С тётей Машей после новогодней ночи Женя не обмолвилась и тремя словами; да, впрочем, и раньше Оленькина мама не слишком была разговорчива с племянницей, а тут ещё сессия, так что Женя была рада бывать дома поменьше и сидеть в библиотеке допоздна.
Зря я не выбросилась тогда из окна, думает она, но сегодня эта новогодняя мысль кажется ей глупой и детской.
Женя открывает дверь, из кухни доносится громкий Володин голос, и сердце в нарушение всех законов анатомии сразу куда–то проваливается у Жени в груди, потому что она слышит, как Володя говорит:
— Мария Михайловна, я официально прошу у вас руки вашей дочери.
Кухни в конструктивистских домах плохо приспособлены для бесед вчетвером, поэтому Женя так и осталась стоять в двери, пока Володя объяснял, что два месяца назад он написал в несколько разных мест и вчера ему пришёл ответ из Куйбышевского авиационного института, где работал кто–то из его однокурсников и где, конечно, тоже нужны химики, потому что какие же самолёты без топлива и сплавов, а это все та самая химия, хотя и не совсем его, Володи, специальность, но, видимо, однокурсник расхвалил его так, что его готовы взять на работу прямо со следующего семестра и даже выделить служебную квартиру для него и — внимание! — его молодой жены. И поэтому Володя хотел бы как можно быстрее покончить с формальностями и вместе с Оленькой переехать по новому месту работы.
— А ты, Оленька, ты–то хочешь за него замуж? — спрашивает Мария Михайловна, и Оленька отвечает: «Да, конечно» — как–то даже непривычно сухо, без гримас и без смешков, и тогда её мама начинает плакать — не как тогда, в новогоднюю ночь, с подвыванием и криками, а тихими, беззвучными слезами.

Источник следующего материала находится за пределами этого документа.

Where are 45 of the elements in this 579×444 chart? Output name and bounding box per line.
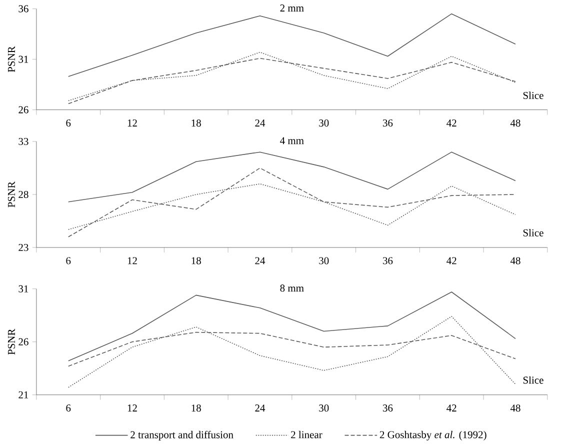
y-tick-label: 23 (18, 244, 28, 252)
x-tick-label: 42 (446, 404, 456, 412)
legend-label: 2 Goshtasby et al. (1992) (380, 430, 486, 441)
x-tick-label: 24 (255, 120, 266, 127)
y-axis-title: PSNR (8, 328, 16, 355)
x-tick-label: 48 (510, 404, 520, 412)
y-axis-title: PSNR (8, 181, 16, 208)
x-tick-label: 42 (446, 120, 456, 127)
x-tick-label: 6 (66, 404, 71, 412)
x-tick-label: 12 (128, 120, 137, 127)
x-tick-label: 24 (255, 404, 266, 412)
y-tick-label: 26 (18, 338, 28, 346)
legend-label: 2 transport and diffusion (130, 430, 234, 441)
y-tick-label: 26 (18, 106, 28, 114)
x-tick-label: 30 (319, 404, 329, 412)
x-tick-label: 12 (128, 404, 137, 412)
y-axis-title: PSNR (8, 46, 16, 72)
y-tick-label: 36 (18, 5, 28, 12)
x-tick-label: 36 (382, 257, 393, 264)
x-tick-label: 30 (319, 120, 329, 127)
x-tick-label: 18 (192, 120, 201, 127)
y-tick-label: 21 (18, 391, 28, 398)
x-tick-label: 48 (510, 257, 520, 264)
x-tick-label: 42 (446, 257, 456, 264)
x-tick-label: 48 (510, 120, 520, 127)
chart-title: 4 mm (280, 137, 304, 144)
y-tick-label: 28 (18, 191, 28, 198)
x-tick-label: 18 (192, 404, 201, 412)
x-axis-title: Slice (523, 376, 544, 384)
x-tick-label: 24 (255, 257, 266, 264)
chart-title: 2 mm (280, 4, 304, 12)
y-tick-label: 31 (18, 56, 28, 63)
chart-title: 8 mm (280, 284, 304, 292)
x-tick-label: 30 (319, 257, 329, 264)
x-tick-label: 36 (382, 120, 393, 127)
x-tick-label: 18 (192, 257, 201, 264)
x-tick-label: 6 (66, 120, 71, 127)
x-tick-label: 36 (382, 404, 393, 412)
x-tick-label: 12 (128, 257, 137, 264)
x-tick-label: 6 (66, 257, 71, 264)
legend-label: 2 linear (291, 430, 322, 438)
x-axis-title: Slice (523, 229, 544, 236)
y-tick-label: 31 (18, 285, 28, 292)
y-tick-label: 33 (18, 138, 28, 146)
x-axis-title: Slice (523, 92, 544, 100)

Пока она плачет, все молчат, а потом Мария Михайловна достаёт носовой платок, вытирает мокрое лицо и говорит:
— Оль, ты прости меня, дуру, за все, что я тут наговорила. Может, останетесь лучше? Как–нибудь все вместе… в тесноте, да не в обиде?
И Женя тоже хочет сказать: «Оставайся», но знает, что это бесполезно, и к тому же в горле застрял ком, так что она вообще ничего не может произнести и только молча смотрит, как Оленька качает головой:
— Нет, мама, мы поедем. Не хотим тебе мешать.
Тётя Маша переводит взгляд на племянницу:
— Выходит, Женя, мы с тобой вдвоём останемся?
И Женя отвечает:
— Нет, Мария Михайловна, я тоже уезжаю. Переведусь в Куйбышевский мёд. Вроде вполне неплохой. — Говорит и сама не верит своим ушам, потому что ещё минуту назад у неё не было даже идеи о Куйбышевском мёде, но теперь как–то очевидно, что, каким бы неплохим он ни был, перевестись из Москвы в Куйбышев должно быть не так уж сложно. В крайнем случае, потеряет год. Но зато… зато они будут вместе.
— Ой, Женька, как здорово! — Оленька, подбежав, целует сестру в щёку. — А я‑то ещё думала: как я там без тебя буду?
Женя улыбается в ответ и вдруг понимает: пока мы живём в такой большой стране, у нас не может быть безвыходных ситуаций. Из любой можно найти выход, уехать в другое место, унести свою ситуацию с собой и там, на новом месте, найти выход, которого не было здесь.